彼との関係がこのまま途絶えてしまうのかと思うとやるせないけれど、その時を迎えているのだとしてもこのまま終わらせたくはないと思った。関係を引き延ばしたいという意味ではなく、終わるにしても一度顔を合わせて話をしないことには納得できないとマールーシャは考えていた。こういうところが重たいだの面倒だのと嫌がられるのだろうなと思いつつも、マールーシャにだって自分の矜持というものがある。
終わるなら、せめて納得して終わらせたかった。
*
どうしても一度会って話がしたいという旨を伝えるべく、直接電話をかけた。やはりというか当然というか相手が電話に応じなかったため、メッセージも吹き込んでおいた。すべて無視されてしまったらいよいよ終わりだろう、とマールーシャが覚悟を決めかけていると、意外にもすぐに折り返しの電話がかかってきた。
飛びつくようにして応答する。声を聞くのも久しい。切望した声を聞き捉えようと耳を澄ませるが、電話口で短く応じるゼクシオンの声にマールーシャはどこか違和感を覚えた。
「……もしかして、風邪引いてる?」
「そうですよ、言ってませんでしたっけ」
掠れかかった声でゼクシオンはしれっと答えた。当然聞いていない。いや、以前酒の席の誘いをした際に『気分じゃない』と言っていたのはそういった理由だったということだろうか? そんなのわかるわけない……。マールーシャは頭を抱えたくなった。けれど、こういった彼らしい奔放さを目の当たりにしてなぜだか安堵感を覚える自分がいた。

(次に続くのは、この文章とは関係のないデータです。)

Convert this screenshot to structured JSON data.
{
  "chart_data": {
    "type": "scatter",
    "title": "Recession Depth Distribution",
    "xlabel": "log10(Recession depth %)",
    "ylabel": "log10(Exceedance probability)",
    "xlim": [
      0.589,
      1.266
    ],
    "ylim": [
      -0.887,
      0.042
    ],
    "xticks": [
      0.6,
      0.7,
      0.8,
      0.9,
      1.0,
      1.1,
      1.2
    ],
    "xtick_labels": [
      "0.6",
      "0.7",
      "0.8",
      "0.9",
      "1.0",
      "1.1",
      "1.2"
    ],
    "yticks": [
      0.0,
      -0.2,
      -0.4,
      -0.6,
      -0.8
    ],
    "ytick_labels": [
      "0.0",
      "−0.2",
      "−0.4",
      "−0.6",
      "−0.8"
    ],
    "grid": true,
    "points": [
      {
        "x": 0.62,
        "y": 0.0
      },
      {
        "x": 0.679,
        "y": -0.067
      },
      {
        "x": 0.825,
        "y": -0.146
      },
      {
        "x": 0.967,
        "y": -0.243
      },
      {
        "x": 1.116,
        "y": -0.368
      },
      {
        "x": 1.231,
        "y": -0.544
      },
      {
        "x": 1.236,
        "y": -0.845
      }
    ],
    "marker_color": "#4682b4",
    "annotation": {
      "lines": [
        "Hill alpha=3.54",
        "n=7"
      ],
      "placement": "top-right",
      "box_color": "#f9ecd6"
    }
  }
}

しかし安堵も束の間である。普段通りに飄々とした受け答えをしているけれど、電話口のゼクシオンの声は完全に鼻声だ。
「声が変だと思った……大丈夫なのか? 熱は?」
「もう治りかけてますから、ご心配なく……と、言いたいところなんですけど」
不意にゼクシオンは慎ましい口調になり、その囁くような声にマールーシャは思わず身を乗り出してスピーカーに耳を押し当てる。